Africa-Press – Djibouti. Et de cinq. Après Bamako, Ouagadougou, Conakry et Niamey, une nouvelle capitale africaine, Libreville, considérée par la France comme l’un de ses bastions sur le continent, est tombée, mercredi 30 août, entre les mains de militaires putschistes. Que le renversement du président Ali Bongo ait été opéré en pleine nuit, au moment choisi par le régime pour proclamer, en catimini, la réélection contestée de l’héritier de la dynastie régnant depuis 1967 sur le Gabon, donne la mesure de la confiscation du pouvoir dans cette République. Sa figure-clé, Omar Bongo, père du président renversé, resté quarante et un ans au pouvoir et mort en 2009, avait été installée par décision directe de l’exécutif français.
Avec la chute d’Ali Bongo, mal élu en 2009, mal réélu en 2016 et en 2023, chef d’un régime corrompu et prédateur, sur les turpitudes duquel Paris a toujours fermé les yeux, c’est l’épicentre de la « Françafrique », longtemps marqué par les jeux politiques troubles et les affaires louches, qui est touché.
Si la succession des putschs en Afrique francophone suggère un phénomène de contagion, celui de Libreville intervient dans un contexte différent de ceux qui se sont succédé dans les pays du Sahel. Contrairement à ces derniers, le Gabon n’est nullement menacé par des djihadistes, et les militaires français qui y sont basés ne sont pas impliqués sur le terrain. Quant aux putschistes, ils n’avaient eu aucun mot, jeudi matin, sur la présence française.
Il existe cependant un dénominateur commun entre tous ces coups d’Etat : le mauvais fonctionnement de la démocratie. Si, de Bamako à Libreville, des jeunes manifestants ovationnent des militaires séditieux, c’est qu’ils contestent la légitimité du pouvoir issu d’élections douteuses et dénoncent la confiscation des richesses du pays par un parti ou un clan. Au Gabon, l’épuisement d’un régime dynastique et le fossé entre les richesses de ce petit pays pétrolier et une pauvreté endémique nourrissent la colère.
Emmanuel Macron peut tempêter devant les ambassadeurs, comme il l’a fait lundi 28 août, quelques heures avant le coup d’Etat au Gabon, contre cette « épidémie de putschs » et clamer sa « fidélité à des principes démocratiques », la position de la France est affaiblie par le contraste entre ses leçons de démocratie, sa défense des « valeurs », d’une part et, de l’autre, son lourd passé de présidents installés ou déboulonnés par ses soins, son soutien à des dictatures et sa condamnation à géométrie variable des coups d’Etat. Entre les promesses du président français de lancer « un nouveau logiciel » sur l’Afrique, de cesser de se poser en « sauveur », et ses injonctions et ses coups de sang – comme sa formule « on vit chez les fous » lancée lundi au sujet des élites africaines –, les messages contradictoires brouillent le message de Paris et alimentent son isolement au sein même du camp occidental.
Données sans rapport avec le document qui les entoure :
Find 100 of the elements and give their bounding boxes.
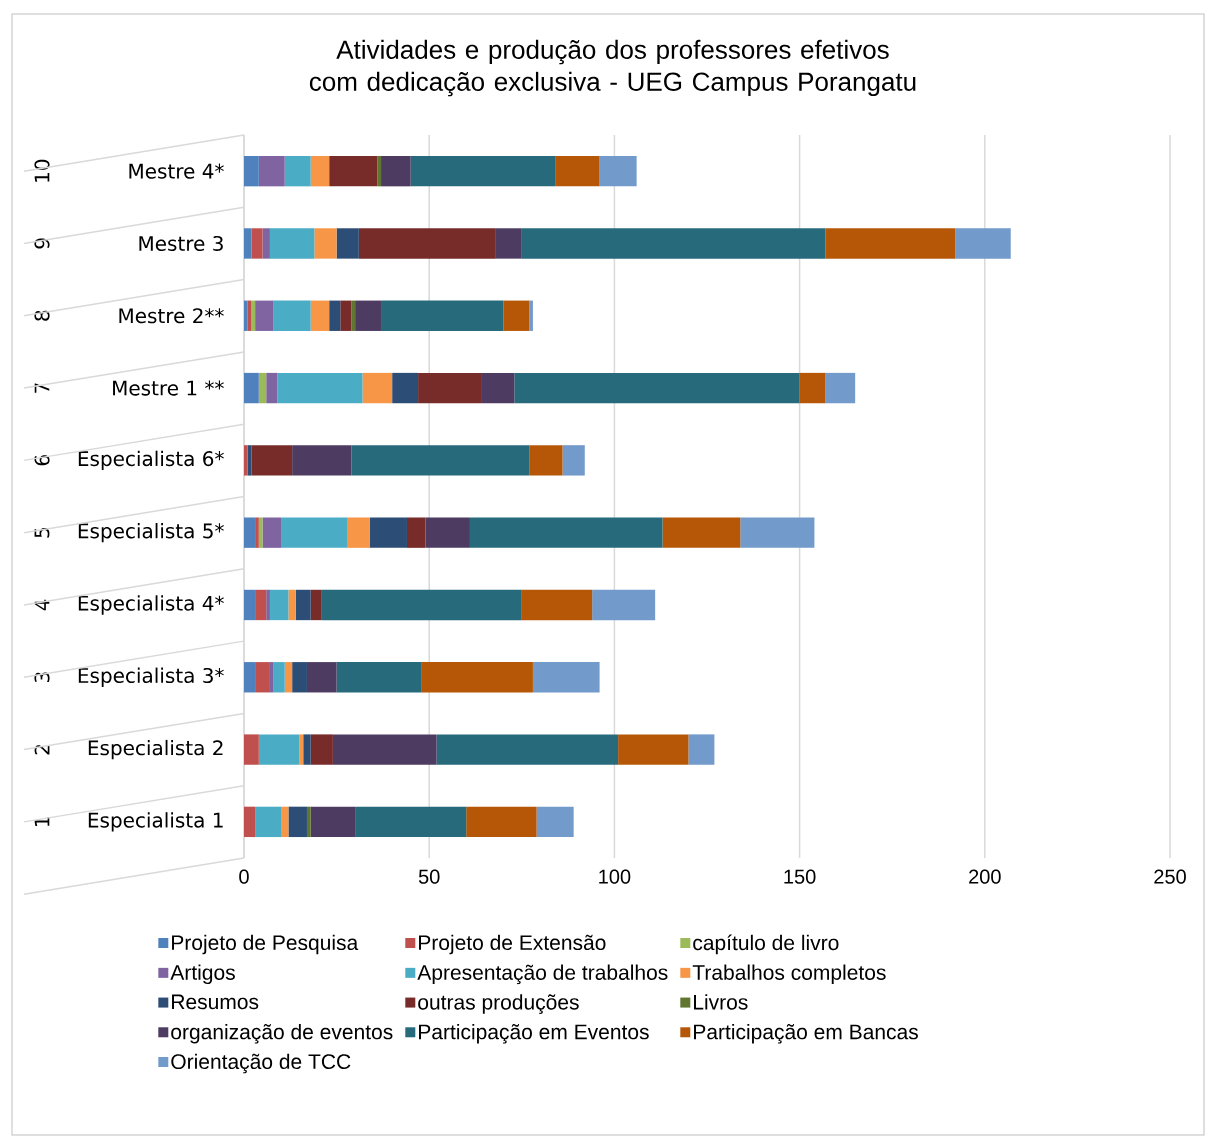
bar (529, 445, 563, 476)
bar (369, 517, 407, 548)
bar (329, 300, 341, 331)
bar (266, 589, 270, 621)
legend-label: Artigos (170, 964, 235, 985)
bar (392, 372, 419, 404)
y-tick-label: Mestre 4* (129, 163, 224, 179)
legend-label: Orientação de TCC (171, 1053, 351, 1074)
chart-title: Atividades e produção dos professores efetivos com dedicação exclusiva - UEG Campus Porangatu (309, 39, 916, 97)
bar (266, 372, 278, 404)
bar (536, 806, 574, 838)
bar (269, 662, 274, 693)
bar (251, 445, 293, 476)
bar (599, 155, 637, 187)
bar (340, 300, 352, 331)
bar (555, 155, 600, 187)
bar (425, 517, 470, 548)
bar (292, 662, 307, 693)
legend-label: Participação em Bancas (694, 1023, 918, 1044)
bar (244, 155, 259, 187)
bar (381, 300, 504, 331)
bar (284, 662, 293, 693)
bar (284, 155, 311, 187)
y-tick-label: Mestre 1 ** (113, 380, 224, 396)
bar (255, 806, 282, 838)
legend-label: outras produções (418, 994, 579, 1014)
bar (955, 228, 1011, 259)
bar (336, 228, 359, 259)
legend-label: Participação em Eventos (419, 1023, 649, 1044)
bar (481, 372, 515, 404)
y-tick-label: Especialista 6* (78, 450, 224, 471)
bar (688, 734, 715, 765)
bar (288, 589, 296, 621)
bar (292, 445, 352, 476)
bar (269, 589, 289, 621)
bar (262, 228, 270, 259)
y-tick-label: Especialista 3* (78, 667, 224, 687)
bar (255, 589, 267, 621)
bar (466, 806, 537, 838)
bar (306, 806, 311, 838)
legend-label: Projeto de Pesquisa (172, 934, 359, 955)
bar (355, 300, 382, 331)
bar (251, 228, 263, 259)
bar (529, 300, 533, 331)
bar (303, 734, 311, 765)
bar (347, 517, 370, 548)
x-tick-label: 0 (239, 869, 249, 884)
bar (306, 662, 337, 693)
x-tick-label: 150 (784, 869, 816, 884)
bar (825, 372, 856, 404)
bar (351, 445, 530, 476)
y-tick-label: Especialista 5* (78, 522, 224, 543)
bar (281, 517, 348, 548)
y-tick-label: Mestre 3 (139, 235, 223, 252)
bar (258, 517, 263, 548)
y-tick-label: Especialista 2 (88, 739, 223, 760)
bar (410, 155, 556, 187)
bar (258, 734, 300, 765)
bar (521, 589, 593, 621)
legend-label: organização de eventos (171, 1023, 393, 1044)
bar (310, 300, 330, 331)
bar (273, 300, 311, 331)
bar (521, 228, 826, 259)
bar (310, 589, 322, 621)
bar (351, 300, 356, 331)
bar (244, 589, 256, 621)
x-tick-label: 50 (418, 869, 440, 884)
bar (799, 372, 826, 404)
legend-label: Projeto de Extensão (419, 934, 606, 955)
bar (310, 734, 333, 765)
bar (503, 300, 530, 331)
x-tick-label: 100 (599, 869, 631, 884)
legend-label: Apresentação de trabalhos (417, 964, 668, 985)
bar (255, 300, 274, 331)
bar (495, 228, 522, 259)
bar (244, 662, 256, 693)
bar (406, 517, 426, 548)
bar (377, 155, 382, 187)
text: 1 (34, 817, 50, 827)
bar (514, 372, 800, 404)
bar (244, 806, 256, 838)
bar (262, 517, 282, 548)
bar (255, 662, 270, 693)
bar (321, 589, 522, 621)
bar (244, 372, 259, 404)
bar (332, 734, 437, 765)
bar (244, 734, 259, 765)
bar (421, 662, 533, 693)
legend-label: Trabalhos completos (692, 964, 886, 985)
bar (336, 662, 422, 693)
bar (358, 228, 496, 259)
bar (258, 372, 267, 404)
bar (562, 445, 585, 476)
bar (418, 372, 482, 404)
bar (295, 589, 311, 621)
bar (825, 228, 956, 259)
y-tick-label: Especialista 4* (78, 595, 224, 615)
legend-label: Resumos (172, 994, 259, 1010)
bar (244, 300, 248, 331)
legend-label: Livros (694, 994, 748, 1010)
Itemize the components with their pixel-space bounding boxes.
Face au risque d’emballement, il est d’autant plus urgent de changer de posture, de clarifier le discours, probablement par un repli militaire et l’adoption d’une stricte position de neutralité, que d’autres dangers africains guettent la France. Au Cameroun, au Congo-Brazzaville et au Togo, des potentats indéboulonnables soutenus par Paris pourraient connaître le sort d’Ali Bongo. Alors que la Russie et surtout la Chine investissent l’Afrique, la France, qui reste centrale pour beaucoup d’Africains, a de nombreux atouts à faire valoir. A condition de substituer la compréhension fine de l’évolution des sociétés africaines à un regard franco-centré, et l’introspection aux rodomontades.